De forma pausada, Maria Ernesto explicou que o Ocunhabambe, outro fármaco, serve para curar qualquer tipo de feridas, infecções urinárias e pulmonares, hemorroides, bem como infecção do útero para aquelas mulheres que sofram abortos espontâneos com frequência. A presença do Jimbo (fezes de animal) também não passou despercebida. Explicou que além de servir para curar o sarampo, anemia aguda e malária, afasta os invejosos e os marginais. Quanto à sua utilização, esclareceu que é necessário cavar um buraco na porta ou portão de casa e depois colocá-lo, misturado com outros medicamentos, nomeadamente, Raca e o Kalitangue. “Assim, nenhum marginal ou mau olhado entrará na sua casa”, garantiu. Já o Ukulhungu é um tipo de erva que, segundo Maria Ernesto, cura miomas e epilepsia, vulgo gota. “É só tomar diariamente meio copo, como se fosse chá, e em fracção de segundos o efeito surge. A pessoa começa a lançar. O bicho que provoca tais doenças poderá sair pela boca ou por via anal, com diarreia”, detalhou.

Alegada cura para a “afamada” tala

Outros medicamentos tradicionais comercializados por Maria Ernesto são o “Pau Cerveja” e o “Brilhante”, que diz servirem para curar a tala, designação atribuída a uma doença tradicional. Para curar essa “enfermidade”, dependendo da especificidade, usa técnicas próprias, geralmente, misturando-os com o “Pau Salvador”. “Aqui a tala é um problema sério e tem ceifado a vida de muita gente. As pessoas que mais me procuram são as que apanham a tala no pé e peito. Essa última mata rapidamente, se não for tratada a tempo”, frisou. Disse que muitos pacientes que são acossados por tala no peito não conseguem sequer falar. Já a tala do pé começa com uma inflamação ligeira que, a posterior, provoca uma ferida e, quando mais avançada, acaba por gerar bichos se não for tratada atempadamente. Por outro lado, garantiu que a pele de elefante serve para curar o sarampo.

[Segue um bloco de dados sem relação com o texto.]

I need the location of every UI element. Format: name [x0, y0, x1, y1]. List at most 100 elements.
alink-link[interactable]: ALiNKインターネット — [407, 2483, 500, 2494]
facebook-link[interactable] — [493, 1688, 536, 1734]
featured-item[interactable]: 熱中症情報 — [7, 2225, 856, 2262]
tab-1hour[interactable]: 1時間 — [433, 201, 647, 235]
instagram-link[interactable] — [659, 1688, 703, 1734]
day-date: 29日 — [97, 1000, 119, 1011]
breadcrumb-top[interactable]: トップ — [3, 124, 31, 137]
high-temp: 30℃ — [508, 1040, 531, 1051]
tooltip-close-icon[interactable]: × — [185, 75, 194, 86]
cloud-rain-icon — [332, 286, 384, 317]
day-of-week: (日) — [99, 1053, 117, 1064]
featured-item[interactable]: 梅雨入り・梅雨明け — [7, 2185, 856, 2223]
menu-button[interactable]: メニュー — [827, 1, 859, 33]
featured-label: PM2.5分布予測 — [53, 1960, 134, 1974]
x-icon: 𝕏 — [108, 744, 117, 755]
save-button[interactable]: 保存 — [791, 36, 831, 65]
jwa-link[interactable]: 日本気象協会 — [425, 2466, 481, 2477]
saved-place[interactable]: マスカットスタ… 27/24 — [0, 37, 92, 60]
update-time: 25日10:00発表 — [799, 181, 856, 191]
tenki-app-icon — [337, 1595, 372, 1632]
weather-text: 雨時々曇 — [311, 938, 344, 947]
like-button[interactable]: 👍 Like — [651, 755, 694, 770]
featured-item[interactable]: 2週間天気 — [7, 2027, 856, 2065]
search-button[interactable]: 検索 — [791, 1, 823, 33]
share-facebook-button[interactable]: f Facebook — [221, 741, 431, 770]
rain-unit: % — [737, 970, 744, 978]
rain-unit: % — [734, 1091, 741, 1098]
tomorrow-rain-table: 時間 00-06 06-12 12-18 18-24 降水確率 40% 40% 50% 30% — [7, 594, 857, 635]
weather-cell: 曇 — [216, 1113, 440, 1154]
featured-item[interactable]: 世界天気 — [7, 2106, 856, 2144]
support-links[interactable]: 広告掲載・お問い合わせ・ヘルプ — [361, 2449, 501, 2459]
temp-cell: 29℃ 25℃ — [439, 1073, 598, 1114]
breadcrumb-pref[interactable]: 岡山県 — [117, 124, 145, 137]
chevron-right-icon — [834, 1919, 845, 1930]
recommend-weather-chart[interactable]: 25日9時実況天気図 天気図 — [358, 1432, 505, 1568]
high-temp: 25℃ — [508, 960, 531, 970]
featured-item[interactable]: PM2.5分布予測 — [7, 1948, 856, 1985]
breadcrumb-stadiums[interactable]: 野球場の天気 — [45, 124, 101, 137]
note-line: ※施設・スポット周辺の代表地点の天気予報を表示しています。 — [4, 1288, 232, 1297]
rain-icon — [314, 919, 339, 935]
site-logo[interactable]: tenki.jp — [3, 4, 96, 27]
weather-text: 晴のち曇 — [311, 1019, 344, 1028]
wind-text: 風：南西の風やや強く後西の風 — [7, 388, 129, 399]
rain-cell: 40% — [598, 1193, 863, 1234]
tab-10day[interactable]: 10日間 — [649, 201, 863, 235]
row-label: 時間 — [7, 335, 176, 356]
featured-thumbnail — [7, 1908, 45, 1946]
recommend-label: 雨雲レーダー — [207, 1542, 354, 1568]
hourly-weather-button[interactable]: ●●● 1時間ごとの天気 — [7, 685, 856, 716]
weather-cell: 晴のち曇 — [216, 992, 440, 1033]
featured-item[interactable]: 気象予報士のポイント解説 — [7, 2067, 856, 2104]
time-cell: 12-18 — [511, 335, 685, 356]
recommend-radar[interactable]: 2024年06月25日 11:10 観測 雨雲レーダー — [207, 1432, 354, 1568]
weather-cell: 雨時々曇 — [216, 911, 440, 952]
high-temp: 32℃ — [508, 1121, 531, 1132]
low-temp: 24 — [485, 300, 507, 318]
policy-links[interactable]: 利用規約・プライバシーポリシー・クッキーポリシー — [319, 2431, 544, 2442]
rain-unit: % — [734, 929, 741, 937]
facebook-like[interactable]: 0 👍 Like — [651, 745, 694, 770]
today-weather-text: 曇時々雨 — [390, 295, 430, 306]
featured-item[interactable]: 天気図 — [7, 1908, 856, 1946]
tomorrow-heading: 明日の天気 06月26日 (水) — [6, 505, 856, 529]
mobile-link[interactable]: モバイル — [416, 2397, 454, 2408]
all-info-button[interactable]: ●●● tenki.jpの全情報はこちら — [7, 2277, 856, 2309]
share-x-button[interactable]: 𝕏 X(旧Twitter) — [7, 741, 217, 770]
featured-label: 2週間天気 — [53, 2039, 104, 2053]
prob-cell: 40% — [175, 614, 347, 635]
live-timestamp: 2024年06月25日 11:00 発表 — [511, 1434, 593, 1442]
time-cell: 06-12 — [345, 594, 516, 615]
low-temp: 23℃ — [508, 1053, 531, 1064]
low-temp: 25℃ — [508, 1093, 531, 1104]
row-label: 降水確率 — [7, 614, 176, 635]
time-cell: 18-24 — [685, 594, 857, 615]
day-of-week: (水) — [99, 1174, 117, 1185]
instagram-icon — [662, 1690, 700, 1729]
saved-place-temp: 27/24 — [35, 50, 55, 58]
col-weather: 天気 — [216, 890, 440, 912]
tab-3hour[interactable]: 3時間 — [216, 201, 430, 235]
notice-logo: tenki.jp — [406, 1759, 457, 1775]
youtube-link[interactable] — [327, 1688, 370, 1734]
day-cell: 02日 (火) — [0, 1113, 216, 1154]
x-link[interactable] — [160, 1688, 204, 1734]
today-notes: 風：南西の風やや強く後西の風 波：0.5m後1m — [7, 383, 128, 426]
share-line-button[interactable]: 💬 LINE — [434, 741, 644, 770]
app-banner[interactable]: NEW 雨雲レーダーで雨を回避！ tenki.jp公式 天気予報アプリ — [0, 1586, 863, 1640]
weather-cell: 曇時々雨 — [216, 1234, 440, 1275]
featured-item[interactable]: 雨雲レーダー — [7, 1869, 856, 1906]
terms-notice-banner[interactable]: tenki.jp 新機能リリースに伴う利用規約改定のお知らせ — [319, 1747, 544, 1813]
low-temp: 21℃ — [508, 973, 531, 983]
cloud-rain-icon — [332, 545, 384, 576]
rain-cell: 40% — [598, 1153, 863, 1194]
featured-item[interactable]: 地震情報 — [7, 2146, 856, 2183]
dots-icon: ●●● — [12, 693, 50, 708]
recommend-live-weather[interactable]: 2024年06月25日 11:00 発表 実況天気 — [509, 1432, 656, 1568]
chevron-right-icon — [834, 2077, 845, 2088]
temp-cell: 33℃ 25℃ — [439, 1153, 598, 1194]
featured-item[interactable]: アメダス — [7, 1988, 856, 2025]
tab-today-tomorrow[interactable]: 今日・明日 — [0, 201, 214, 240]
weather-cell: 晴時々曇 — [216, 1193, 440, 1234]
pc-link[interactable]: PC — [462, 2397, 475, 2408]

“Aqui nos nossos bairros temos muitas crianças que padecem dessa enfermidade e que têm sido curadas com esse recurso. Fervemos a pele e em uma porção de colher de chá demos à paciente e fica curada. É de certeza um bom antídoto”, garantiu. Acrescentou ainda: “os meus medicamentos têm muita saída neste mercado”. Contou que muitas vezes os doentes a procuram aflitos e que não só os consulta como os médica e acompanha o tratamento. Em muitos casos, vai ao encontro deles, quando estão impossibilitados de irem à sua procura. É também no mercado municipal da Cela que a jovem Juliana ganha a vida há oito anos, vendendo desde o tradicional gengibre à ‘ngadiadia’, para febre tifoide e dores de barriga, entre outros medicamentos.